Paris, France – A recent poll conducted by Ifop for the Anonymous Workers Association revealed that nearly half of the French public believe it is impossible to reduce the country’s national debt without impacting pension values. This reflects growing concern about the future of the pension system and public finances in France. This shift in public opinion comes at a time when the French government is facing increasing pressure to contain the budget deficit. Political and economic debates surrounding pension reform are also intensifying ahead of the upcoming presidential elections.
Declining confidence in pension protection
The survey revealed that a growing number of French people no longer believe pensions will remain immune to austerity measures and financial reforms.
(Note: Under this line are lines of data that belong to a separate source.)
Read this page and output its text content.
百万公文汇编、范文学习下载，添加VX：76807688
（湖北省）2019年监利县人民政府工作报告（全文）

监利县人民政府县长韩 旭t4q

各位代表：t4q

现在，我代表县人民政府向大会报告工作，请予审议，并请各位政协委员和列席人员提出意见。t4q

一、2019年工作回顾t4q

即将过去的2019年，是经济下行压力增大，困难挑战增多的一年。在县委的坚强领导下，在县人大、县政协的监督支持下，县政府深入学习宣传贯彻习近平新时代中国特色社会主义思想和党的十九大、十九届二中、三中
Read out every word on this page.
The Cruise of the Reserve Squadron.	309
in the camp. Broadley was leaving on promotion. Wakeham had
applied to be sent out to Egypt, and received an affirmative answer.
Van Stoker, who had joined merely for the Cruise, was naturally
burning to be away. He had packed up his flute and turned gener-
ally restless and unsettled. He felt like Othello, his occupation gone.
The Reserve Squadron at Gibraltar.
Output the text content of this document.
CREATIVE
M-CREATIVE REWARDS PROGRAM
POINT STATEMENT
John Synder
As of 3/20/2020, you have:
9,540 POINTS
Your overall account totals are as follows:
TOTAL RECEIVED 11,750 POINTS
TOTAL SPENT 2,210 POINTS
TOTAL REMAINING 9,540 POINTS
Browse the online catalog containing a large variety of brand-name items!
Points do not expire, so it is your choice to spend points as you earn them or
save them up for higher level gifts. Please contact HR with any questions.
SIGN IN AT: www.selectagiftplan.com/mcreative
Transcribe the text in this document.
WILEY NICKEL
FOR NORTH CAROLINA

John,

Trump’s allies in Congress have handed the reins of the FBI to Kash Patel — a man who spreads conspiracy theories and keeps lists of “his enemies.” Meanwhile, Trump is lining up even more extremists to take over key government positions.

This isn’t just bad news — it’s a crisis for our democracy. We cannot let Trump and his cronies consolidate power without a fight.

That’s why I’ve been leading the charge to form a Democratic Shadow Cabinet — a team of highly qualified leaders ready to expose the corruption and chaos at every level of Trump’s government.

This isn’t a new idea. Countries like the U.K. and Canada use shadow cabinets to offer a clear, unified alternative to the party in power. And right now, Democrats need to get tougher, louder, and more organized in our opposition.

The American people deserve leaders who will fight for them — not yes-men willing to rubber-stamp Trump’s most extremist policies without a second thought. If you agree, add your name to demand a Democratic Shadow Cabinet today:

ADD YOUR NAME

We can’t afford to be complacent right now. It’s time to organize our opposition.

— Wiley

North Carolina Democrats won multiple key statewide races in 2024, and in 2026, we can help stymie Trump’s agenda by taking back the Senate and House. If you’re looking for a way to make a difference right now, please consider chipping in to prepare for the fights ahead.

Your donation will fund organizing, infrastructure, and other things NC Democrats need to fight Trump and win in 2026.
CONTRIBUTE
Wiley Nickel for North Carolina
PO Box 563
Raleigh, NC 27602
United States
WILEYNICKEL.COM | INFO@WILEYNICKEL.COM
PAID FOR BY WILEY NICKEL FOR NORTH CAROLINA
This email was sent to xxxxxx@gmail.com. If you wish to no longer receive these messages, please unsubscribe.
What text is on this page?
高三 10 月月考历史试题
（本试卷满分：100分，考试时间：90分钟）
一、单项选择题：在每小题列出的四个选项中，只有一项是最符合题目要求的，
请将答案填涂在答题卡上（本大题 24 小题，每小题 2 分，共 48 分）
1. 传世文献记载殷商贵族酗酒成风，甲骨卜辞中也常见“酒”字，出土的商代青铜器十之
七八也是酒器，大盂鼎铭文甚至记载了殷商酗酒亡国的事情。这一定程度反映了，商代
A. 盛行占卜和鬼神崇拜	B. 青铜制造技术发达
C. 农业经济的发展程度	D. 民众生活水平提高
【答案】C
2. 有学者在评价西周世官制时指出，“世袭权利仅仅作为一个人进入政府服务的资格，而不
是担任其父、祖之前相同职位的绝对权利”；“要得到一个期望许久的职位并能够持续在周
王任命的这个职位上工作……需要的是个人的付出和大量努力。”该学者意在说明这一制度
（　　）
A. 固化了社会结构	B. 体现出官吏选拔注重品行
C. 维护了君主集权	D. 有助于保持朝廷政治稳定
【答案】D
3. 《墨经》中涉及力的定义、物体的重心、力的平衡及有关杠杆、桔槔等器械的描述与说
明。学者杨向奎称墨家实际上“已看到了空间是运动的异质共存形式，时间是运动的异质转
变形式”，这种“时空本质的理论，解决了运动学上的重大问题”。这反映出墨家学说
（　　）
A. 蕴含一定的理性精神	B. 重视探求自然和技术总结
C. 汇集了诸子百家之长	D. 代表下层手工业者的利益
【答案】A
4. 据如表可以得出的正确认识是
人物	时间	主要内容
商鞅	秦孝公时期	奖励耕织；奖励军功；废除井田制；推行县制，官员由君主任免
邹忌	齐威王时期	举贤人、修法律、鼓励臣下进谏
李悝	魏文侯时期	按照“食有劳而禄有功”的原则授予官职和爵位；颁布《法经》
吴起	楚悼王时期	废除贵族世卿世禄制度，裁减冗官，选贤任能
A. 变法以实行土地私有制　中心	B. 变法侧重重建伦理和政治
More than half of the respondents supported the idea that achieving fiscal balance requires a review of some of the privileges associated with the pension system. A significant number of retirees themselves shared this view, indicating a growing awareness of the scale of the challenges facing French public finances.
Controversy over living standards
The survey highlighted a growing trend among the French that the standard of living for working people should be higher than that of retirees. The results showed that nearly six out of ten French people support this view. A significant number of older people and retirees also agreed. These sentiments follow official studies that have shown an improvement in the standard of living for a percentage of retirees in recent years, compared to some working-age groups.
Public debt is at the forefront of concerns
These results coincide with growing concern over France’s rising public debt, with 81% of respondents expressing worries about the country’s financial situation. The survey also revealed that three-quarters of those polled support abolishing special pension schemes. In contrast, experts and economic associations believe that extending working years or raising the retirement age might be a more effective option than reducing pensions, given the potential for the latter to erode retirees’ purchasing power and negatively impact consumption and economic activity.